Edoardo Antoni et un coéquipier en sont venus aux mots, et pas à propos de football. Un centre d'entraînement est un petit monde, et une longue saison le rapetisse encore.
14 matchs sans encaisser sur une saison, et le seul trophée auquel personne d'autre sur le terrain ne peut prétendre. La plupart des gardiens ne connaissent jamais une année pareille.
Edoardo Antoni était au centre, et lorsqu'on les a séparés, trois ou quatre autres étaient impliqués. Un centre d'entraînement est un lieu étroit, et les longues saisons le rétrécissent.

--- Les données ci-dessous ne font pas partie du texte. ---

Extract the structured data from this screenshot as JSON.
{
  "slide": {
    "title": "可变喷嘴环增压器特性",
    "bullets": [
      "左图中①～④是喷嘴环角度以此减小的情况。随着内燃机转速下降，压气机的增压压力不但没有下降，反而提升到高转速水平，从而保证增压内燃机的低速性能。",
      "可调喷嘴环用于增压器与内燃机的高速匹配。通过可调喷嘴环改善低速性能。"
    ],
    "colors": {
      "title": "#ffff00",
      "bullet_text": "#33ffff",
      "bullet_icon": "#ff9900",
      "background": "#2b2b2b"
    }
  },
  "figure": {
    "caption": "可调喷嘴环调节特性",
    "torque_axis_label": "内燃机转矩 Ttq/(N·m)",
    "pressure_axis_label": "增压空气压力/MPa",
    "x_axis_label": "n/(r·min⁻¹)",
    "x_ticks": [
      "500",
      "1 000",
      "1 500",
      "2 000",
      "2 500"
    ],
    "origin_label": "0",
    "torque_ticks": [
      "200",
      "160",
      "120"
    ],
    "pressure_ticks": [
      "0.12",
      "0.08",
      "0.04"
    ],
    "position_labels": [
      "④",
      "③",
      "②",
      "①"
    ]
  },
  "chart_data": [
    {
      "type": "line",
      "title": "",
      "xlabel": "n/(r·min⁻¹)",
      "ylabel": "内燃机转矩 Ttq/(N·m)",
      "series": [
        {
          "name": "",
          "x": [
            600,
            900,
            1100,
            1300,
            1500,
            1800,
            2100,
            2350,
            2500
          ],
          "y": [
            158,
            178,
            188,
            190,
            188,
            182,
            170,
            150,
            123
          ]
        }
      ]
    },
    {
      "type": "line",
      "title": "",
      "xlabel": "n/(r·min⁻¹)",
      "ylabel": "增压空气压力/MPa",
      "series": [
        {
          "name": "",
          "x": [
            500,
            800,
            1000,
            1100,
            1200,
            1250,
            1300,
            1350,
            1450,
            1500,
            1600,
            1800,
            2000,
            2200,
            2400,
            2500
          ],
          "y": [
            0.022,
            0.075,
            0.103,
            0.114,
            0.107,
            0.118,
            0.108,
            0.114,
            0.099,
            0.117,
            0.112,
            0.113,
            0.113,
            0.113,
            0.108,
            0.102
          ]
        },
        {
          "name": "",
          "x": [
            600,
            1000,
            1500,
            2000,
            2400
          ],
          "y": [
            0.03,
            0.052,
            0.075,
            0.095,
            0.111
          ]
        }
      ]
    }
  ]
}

27 jours, annonce le staff médical, et les staffs médicaux sont optimistes par profession. La feuille de match aura l'air fausse sans lui.
Effectif19/05/2031
Niccolò Rizzo s'accroche avec un coéquipier sur les exigences
La plus vieille dispute de n'importe quel vestiaire et la seule qui porte vraiment sur le football : l'un trouve que l'autre n'en met pas assez. C'est aussi celle qu'un entraîneur, en privé, n'est pas fâché de voir arriver.
Chaque entraîneur garde en tête une courte liste des hommes qu'il veut sur le terrain quand l'enjeu monte, et elle n'est jamais publiée. Les feuilles de match des grands après-midi disent que Dmitry Ternovskiy y figure.
Edoardo Antoni et un coéquipier se sont dit cette semaine des choses qu'il faudra plus d'une semaine pour effacer. Il ne s'agissait pas de football, et les deux jouent samedi.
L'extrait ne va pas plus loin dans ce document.